Em poucos dias, os dois países elevaram significativamente as tarifas sobre produtos um do outro, com os EUA chegando a aplicar 125% sobre importações chinesas e a China reagindo com 84% sobre bens americanos. A postura firme de ambos os lados sinaliza um impasse duradouro, com impactos potenciais sobre toda a economia global.
Essa disputa supera os confrontos tarifários do governo Trump em 2018-2019 e reflete uma mudança de fundo: os EUA temem sua dependência da China em setores estratégicos, enquanto Pequim busca liderar uma nova ordem global. A interrupção do fluxo comercial entre os países já afeta cadeias globais, e especialistas alertam que o mundo pode ter que escolher entre os dois blocos.
Os efeitos já são sentidos. Nos EUA, as tarifas devem aumentar a inflação, elevar o desemprego e desacelerar a economia — alguns analistas já falam em recessão.
A China, por sua vez, enfrenta dificuldades internas, como crise imobiliária, endividamento e alta taxa de desemprego juvenil, e vê a ruptura com seu principal parceiro comercial ameaçar ainda mais seu crescimento. O Goldman Sachs, inclusive, reduziu sua projeção de crescimento chinês de 4,5% para 4%.

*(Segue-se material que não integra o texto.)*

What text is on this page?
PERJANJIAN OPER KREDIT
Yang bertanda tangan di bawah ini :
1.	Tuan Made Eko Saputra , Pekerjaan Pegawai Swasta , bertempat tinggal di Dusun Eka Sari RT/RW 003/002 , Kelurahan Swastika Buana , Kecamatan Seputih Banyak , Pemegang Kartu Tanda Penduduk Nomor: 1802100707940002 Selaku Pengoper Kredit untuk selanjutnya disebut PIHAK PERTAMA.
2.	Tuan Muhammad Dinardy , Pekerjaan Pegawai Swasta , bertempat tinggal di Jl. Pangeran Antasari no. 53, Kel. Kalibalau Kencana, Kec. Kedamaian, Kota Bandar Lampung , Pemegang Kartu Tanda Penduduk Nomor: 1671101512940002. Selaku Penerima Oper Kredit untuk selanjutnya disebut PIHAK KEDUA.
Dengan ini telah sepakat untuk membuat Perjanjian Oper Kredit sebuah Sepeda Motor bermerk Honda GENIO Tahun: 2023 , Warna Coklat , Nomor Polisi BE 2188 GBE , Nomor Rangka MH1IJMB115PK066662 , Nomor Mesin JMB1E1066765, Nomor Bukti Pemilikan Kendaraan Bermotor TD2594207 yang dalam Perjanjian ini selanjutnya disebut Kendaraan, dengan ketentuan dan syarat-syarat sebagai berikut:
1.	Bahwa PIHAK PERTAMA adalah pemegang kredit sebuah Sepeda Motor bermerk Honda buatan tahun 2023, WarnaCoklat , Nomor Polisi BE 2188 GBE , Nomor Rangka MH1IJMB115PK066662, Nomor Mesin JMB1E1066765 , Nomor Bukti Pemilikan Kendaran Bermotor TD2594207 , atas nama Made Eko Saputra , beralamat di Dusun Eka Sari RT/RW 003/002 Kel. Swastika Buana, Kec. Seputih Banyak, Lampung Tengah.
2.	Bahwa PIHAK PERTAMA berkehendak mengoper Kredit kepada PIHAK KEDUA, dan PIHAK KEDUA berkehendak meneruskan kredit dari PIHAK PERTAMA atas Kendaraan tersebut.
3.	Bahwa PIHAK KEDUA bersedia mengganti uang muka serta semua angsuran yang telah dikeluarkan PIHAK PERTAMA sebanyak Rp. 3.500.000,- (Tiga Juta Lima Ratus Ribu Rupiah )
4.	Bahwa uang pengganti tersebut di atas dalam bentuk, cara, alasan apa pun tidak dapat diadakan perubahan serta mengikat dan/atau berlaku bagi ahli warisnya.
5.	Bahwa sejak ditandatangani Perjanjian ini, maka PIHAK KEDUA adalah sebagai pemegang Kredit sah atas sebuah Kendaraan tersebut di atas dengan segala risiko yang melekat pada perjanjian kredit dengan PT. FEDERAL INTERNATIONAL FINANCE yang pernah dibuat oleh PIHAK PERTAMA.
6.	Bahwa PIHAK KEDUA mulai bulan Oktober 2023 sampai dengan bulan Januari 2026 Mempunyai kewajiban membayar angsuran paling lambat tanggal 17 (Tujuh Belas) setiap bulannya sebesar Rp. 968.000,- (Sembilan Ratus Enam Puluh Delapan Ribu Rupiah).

Empresas de ambos os países já reagem. Fabricantes chineses buscam novos mercados para seus produtos — como os 6 milhões de veículos elétricos que planejam exportar em 2025, poucos deles para os EUA. Pequenos empresários americanos, como John K. Thomas, que depende da China para vender e fabricar seus produtos, estão perdendo acesso ao mercado chinês por conta das novas tarifas. “Com 84%, estamos completamente fora”, lamenta ele.
O impacto no consumo americano também será grande: a maioria dos smartphones, notebooks, brinquedos e eletrônicos vendidos nos EUA vem da China. Com a alta das tarifas, os preços devem subir, pressionando o orçamento das famílias e reduzindo o poder de compra.
Para Pequim, a estratégia tem sido compensar a fragilidade interna com foco nas exportações. Mas com o fechamento de mercados, inclusive por receio de parceiros em relação ao excesso de produtos chineses, esse caminho também se mostra limitado. A tensão comercial, se mantida, pode reverberar em desaceleração global.
Diante desse cenário, especialistas alertam para uma ruptura que vai além do comércio: trata-se de um realinhamento geopolítico que pode fragmentar a economia mundial, alterar cadeias produtivas e forçar países e empresas a redefinir suas estratégias diante de um novo equilíbrio de forças. (Com The New York Times Company)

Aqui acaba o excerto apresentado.